In an address entitled Terrorism - our Experience, Welsh-born sociologist Dr James Dingley told conference delegates: "Loyalist [paramilitaries] were nasty but insignificant. They did not have significant community support. The IRA was the main terrorist threat." Dingley levelled his harshest criticisms at Sinn Féin, the British government and human rights organisations.

"The British government has no interest in Northern Ireland whatsoever, they'd quite happily be rid of you," he told the conference. Dingley was the only speaker in the afternoon session to receive a standing ovation from part of the audience.

Beside the entrance to the Waterfront Hall, FAIR director Willie Frazer is busy greeting delegates, each of whom he knows by name. He is one of the most prominent victims campaigners in the North, but remains wholly opposed to the work of the commission.

It's a stance that has won him support from many disillusioned victims of republican violence, particularly those living in rural areas.

"It if wasn't for Willie, we would have no voice at all," says one woman, collecting her conference programme.

Frazer has also been a vocal opponent of powersharing and the Consultative Group on the Past [CGP], another body examining the legacy of Troubles. "We have the ability to look after ourselves", he says. "Don't try and tell us that we need consultants to find out what we need."

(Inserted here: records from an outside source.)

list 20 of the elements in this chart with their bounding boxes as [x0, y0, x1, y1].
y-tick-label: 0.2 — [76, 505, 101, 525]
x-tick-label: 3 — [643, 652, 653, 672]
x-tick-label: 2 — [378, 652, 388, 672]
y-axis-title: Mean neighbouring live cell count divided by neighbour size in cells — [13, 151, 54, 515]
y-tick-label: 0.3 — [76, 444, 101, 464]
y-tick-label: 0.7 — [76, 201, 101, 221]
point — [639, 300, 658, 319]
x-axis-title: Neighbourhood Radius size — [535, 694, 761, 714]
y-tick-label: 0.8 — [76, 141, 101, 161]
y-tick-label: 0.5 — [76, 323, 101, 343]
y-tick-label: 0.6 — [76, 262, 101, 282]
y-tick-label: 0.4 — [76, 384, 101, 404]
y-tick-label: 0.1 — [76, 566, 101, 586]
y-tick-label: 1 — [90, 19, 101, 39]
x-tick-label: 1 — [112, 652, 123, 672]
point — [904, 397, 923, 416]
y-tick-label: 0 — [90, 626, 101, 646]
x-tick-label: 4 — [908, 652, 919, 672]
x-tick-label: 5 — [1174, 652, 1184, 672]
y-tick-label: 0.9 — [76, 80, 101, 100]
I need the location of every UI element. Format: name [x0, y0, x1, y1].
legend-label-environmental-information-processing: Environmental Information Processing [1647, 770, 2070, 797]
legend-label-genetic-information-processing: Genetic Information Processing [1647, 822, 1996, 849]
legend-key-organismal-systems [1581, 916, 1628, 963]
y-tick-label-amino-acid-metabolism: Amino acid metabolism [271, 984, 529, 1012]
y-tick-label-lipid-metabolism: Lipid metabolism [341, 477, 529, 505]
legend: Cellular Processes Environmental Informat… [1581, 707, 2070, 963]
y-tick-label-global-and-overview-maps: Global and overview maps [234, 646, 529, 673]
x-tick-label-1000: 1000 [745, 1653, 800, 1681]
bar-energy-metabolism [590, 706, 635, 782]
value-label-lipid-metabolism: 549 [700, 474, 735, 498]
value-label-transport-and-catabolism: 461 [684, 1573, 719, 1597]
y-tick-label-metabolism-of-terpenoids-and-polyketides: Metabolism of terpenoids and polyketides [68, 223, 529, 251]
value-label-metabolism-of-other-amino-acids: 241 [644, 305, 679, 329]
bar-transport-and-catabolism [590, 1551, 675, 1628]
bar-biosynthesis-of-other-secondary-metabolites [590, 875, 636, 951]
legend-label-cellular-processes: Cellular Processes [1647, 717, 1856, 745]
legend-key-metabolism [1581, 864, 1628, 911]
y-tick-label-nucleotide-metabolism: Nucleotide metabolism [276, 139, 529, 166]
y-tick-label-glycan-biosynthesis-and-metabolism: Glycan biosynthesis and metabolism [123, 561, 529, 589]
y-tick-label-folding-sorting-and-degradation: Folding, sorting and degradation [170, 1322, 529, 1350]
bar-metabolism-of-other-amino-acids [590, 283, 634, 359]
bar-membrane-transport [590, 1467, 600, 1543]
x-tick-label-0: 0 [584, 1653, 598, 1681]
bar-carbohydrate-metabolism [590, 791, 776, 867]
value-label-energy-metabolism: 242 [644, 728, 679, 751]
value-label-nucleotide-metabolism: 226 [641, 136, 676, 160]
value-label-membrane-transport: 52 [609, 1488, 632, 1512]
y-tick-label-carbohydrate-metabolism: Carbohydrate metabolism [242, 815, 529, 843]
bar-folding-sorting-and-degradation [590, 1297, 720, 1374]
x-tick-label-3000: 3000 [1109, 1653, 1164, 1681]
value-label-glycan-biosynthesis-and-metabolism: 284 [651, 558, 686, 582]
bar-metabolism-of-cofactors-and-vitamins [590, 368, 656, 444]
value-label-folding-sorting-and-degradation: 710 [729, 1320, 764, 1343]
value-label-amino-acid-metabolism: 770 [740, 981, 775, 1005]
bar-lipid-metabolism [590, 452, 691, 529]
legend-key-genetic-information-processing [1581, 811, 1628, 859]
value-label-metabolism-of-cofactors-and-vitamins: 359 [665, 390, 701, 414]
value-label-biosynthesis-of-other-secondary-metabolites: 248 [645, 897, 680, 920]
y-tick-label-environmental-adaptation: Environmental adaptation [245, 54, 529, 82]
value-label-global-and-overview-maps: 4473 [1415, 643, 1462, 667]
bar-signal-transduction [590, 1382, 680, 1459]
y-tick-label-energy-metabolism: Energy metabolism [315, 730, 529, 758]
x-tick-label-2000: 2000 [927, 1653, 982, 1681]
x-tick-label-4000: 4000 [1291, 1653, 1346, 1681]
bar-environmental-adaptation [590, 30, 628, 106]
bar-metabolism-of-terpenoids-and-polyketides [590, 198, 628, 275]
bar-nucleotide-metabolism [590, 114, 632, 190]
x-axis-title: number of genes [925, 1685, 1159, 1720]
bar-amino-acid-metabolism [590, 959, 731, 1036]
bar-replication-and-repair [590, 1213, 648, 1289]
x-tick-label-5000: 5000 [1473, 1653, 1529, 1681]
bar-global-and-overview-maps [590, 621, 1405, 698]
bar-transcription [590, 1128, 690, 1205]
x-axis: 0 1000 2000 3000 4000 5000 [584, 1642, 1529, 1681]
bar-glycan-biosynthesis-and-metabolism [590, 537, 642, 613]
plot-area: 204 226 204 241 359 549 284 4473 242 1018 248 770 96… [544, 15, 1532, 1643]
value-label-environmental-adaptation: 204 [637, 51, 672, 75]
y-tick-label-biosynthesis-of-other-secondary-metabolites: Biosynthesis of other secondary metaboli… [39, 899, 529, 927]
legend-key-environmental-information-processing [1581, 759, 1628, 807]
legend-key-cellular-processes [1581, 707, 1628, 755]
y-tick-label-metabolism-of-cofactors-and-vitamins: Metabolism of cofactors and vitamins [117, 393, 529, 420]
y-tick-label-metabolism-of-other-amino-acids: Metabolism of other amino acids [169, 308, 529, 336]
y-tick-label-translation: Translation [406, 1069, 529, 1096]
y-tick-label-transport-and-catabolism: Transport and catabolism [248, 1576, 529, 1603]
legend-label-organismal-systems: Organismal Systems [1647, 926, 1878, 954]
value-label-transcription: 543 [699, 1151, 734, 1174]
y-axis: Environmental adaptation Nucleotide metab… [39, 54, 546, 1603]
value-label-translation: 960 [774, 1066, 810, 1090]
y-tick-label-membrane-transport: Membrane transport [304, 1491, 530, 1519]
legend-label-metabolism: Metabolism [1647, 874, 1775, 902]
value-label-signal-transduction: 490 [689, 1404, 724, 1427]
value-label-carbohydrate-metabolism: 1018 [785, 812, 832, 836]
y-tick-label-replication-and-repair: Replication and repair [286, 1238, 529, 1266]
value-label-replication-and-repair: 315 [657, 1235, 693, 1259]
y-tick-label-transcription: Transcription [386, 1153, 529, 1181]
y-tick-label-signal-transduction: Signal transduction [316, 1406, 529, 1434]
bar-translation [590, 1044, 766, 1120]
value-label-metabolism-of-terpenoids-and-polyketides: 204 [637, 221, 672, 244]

Frazer, who lost five members of his family to IRA violence, says the aim of most FAIR members is to secure criminal prosecutions for the deaths of their loved ones, many of whom were killed in the 1970s. In a joint address last month, Robin Eames and Denis Bradley, co-chairs of the consultative group, warned victims that securing criminal convictions for past atrocities would prove difficult. "Truth and justice are not mutually exclusive, but neither are they always attainable," they said. According to Willie Frazer, it is the perceived dampening of expectations by appointed figures that has fuelled the anger of many Protestant victims. "We may never get justice, but that doesn't mean we give up the right to have it," he says. "That's what we're being asked. It means the deaths of our loved ones were for nothing."

Although Frazer's unrelenting stance has won him the backing of most Waterfront delegates, other unionist victims' groups complain that dissenting voices such as FAIR are drowning out individuals willing to engage with the victims' commission. Alan Madill, spokesman for the South East Fermanagh Foundation, a campaign group also made up of mostly Protestant victims, believes unionists must put aside their objections to individual commissioners if they are to benefit from the commission's eventual recommendations.

"If you don't engage with them, you can't complain that you've been left out and that you haven't got what you wanted," says Madill. "We have to think of the people who need help and divorce politics from the picture."

Eating lunch outside the Waterfront conference hall is Rita Crawford-Morrison, whose daughter and son-in-law were among the 12 people who died in the IRA bomb attack on the La Mon hotel in 1978. When it exploded, the bomb created a fireball that resulted in many of those killed being burned alive, their bodies charred beyond recognition.

"Everyone thinks their bombing was worse than the others," says Crawford-Morrison, surveying the room of elderly delegates eating sandwiches and drinking tea. "But at La Mon, the people were just incinerated. And for what reason?"

To date, there have been no convictions for the atrocity and Crawford-Morrison is doubtful that work done by the victims' commissioners or the consultative group will result in the bombers being brought to justice.

Despite her pessimism, she and her husband attended the first public meeting of the commission last week.

"It was very well conducted," she says. "I had expected more rowdiness."

Walking back into the auditorium for the afternoon session of the FAIR conference, Crawford-Morrison reflects on what she hopes the victims' commission might deliver. "It's 30 years since La Mon," she says. "All we can do now is honour their memory."